266554 Challenges of Vaccinating Hard-to-Reach Groups with the H1N1 Vaccine: A Pilot Test of the Community Health Advisor Program

Sunday, October 28, 2012

Timothy R. Jordan, PhD, MEd , Department of Public Health, College of Health Science & Human Service, University of Toledo, Toledo, OH
Barbara Gunning, PhD , Health Services Department, Toledo/Lucas County Health Department, Toledo, OH
Mary Ann Bell, PhD, MSN, RNC , Department of Health and Recreation Professions, University of Toledo, Toledo, OH
Duane Herron, MPH , Toledo-Lucas County Office of Minority Health, Toledo-Lucas County Health Department, Madison, WI
Diana Reindl, PhD, CHES , Health Education and Rehabilitaion Services, University of Toledo, Toledo, OH
Background:Past research indicates that a significant percentage of hard-to-reach populations do not get vaccinated for H1N1 influenza. This raises concerns about potentially dangerous scenarios for these groups during an H1N1 epidemic or pandemic.

Purpose: To pilot test and evaluate a novel grass-roots method of reaching underserved groups with the H1N1 vaccine.

Methods: A Midwestern Health Department and local university partnered to design a novel, theory-based approach to reaching under-served groups with the H1N1 vaccination. Grass-roots minority citizens were hired and trained as H1N1 Community Health Advisors (CHAs). The Protection Motivation Theory (PMT) served as the foundation for training and program materials. After training, the CHAs canvassed the community to identify hard to reach groups, meet with these groups, and present H1N1 education and the vaccine.

Results: During the brief 40-day intervention, 11 CHAs delivered 43 PMT-based presentations to 500 people (average of 12 persons per session). Of the 500 people encountered, 300 received the H1N1 vaccination on the spot (60% response rate). These vaccinations were administered to females (58%), African Americans (47%), underserved Caucasians (34%), Hispanic/Latinos (16%), and Asians (4%). The range of vaccinations administered per CHA was 0 to 56 (average of 27 vaccinations per CHA).

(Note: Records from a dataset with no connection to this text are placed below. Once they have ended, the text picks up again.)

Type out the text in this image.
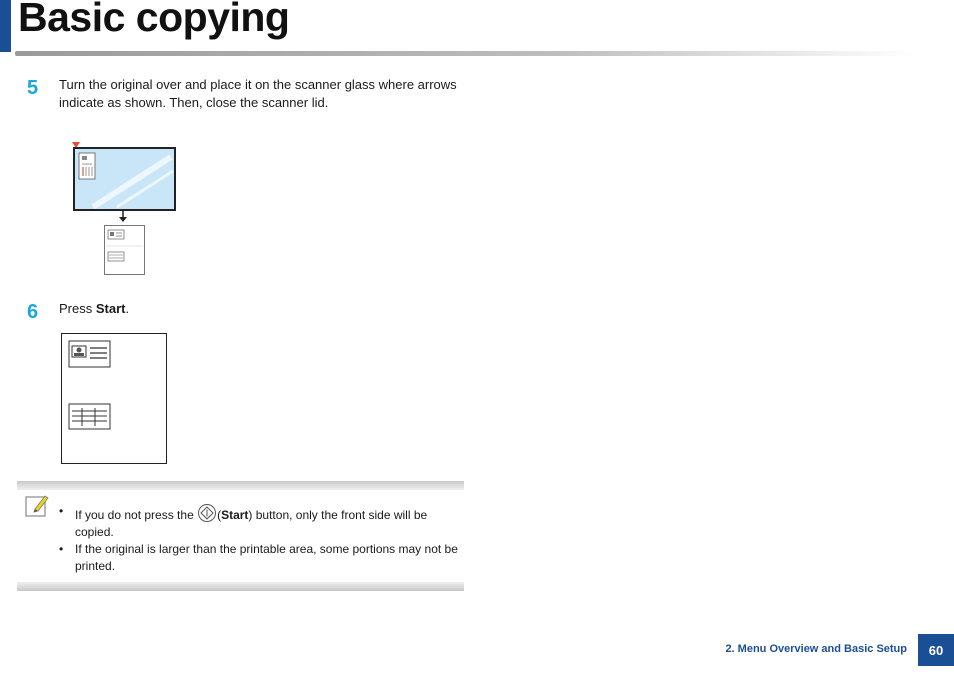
Basic copying
5 Turn the original over and place it on the scanner glass where arrows
indicate as shown. Then, close the scanner lid.
6 Press Start.
• If you do not press the (Start) button, only the front side will be
copied.
• If the original is larger than the printable area, some portions may not be
printed.
2. Menu Overview and Basic Setup	60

Four of the CHAs were especially productive and accounted for 61% of all vaccines given.

Conclusion: Using members of the target population as lay Community Health Advisors helps to improve the reach and penetration of health promotion/disease prevention programs.

Learning Areas:
Planning of health education strategies, interventions, and programs
Protection of the public in relation to communicable diseases including prevention or control

Learning Objectives:
After participating in this session, attendees will be able to: 1) Explain the challenges of vaccinating hard-to-reach groups with the H1N1 vaccine. 2) Describe how using members of the priority population as lay health advisors can improve the reach of health promotion/disease prevention programs.

Keywords: Communicable Disease, Community Health Advisor

Presenting author's disclosure statement:

Qualified on the content I am responsible for because: I am an Associate Professor of Public Health and a certified Research and Evaluation Enhancement Program (REEP) evaluator for the State of Ohio Commission on Minority Health. I have presented my research and evaluation findings via the publication of 42 research articles in the scientific literature and 44 national presentations at peer-reviewed national and regional conferences. As a former Associate Director of Medical Education, I bring special expertise to community disease prevention projects.
Any relevant financial relationships? No

I agree to comply with the American Public Health Association Conflict of Interest and Commercial Support Guidelines, and to disclose to the participants any off-label or experimental uses of a commercial product or service discussed in my presentation.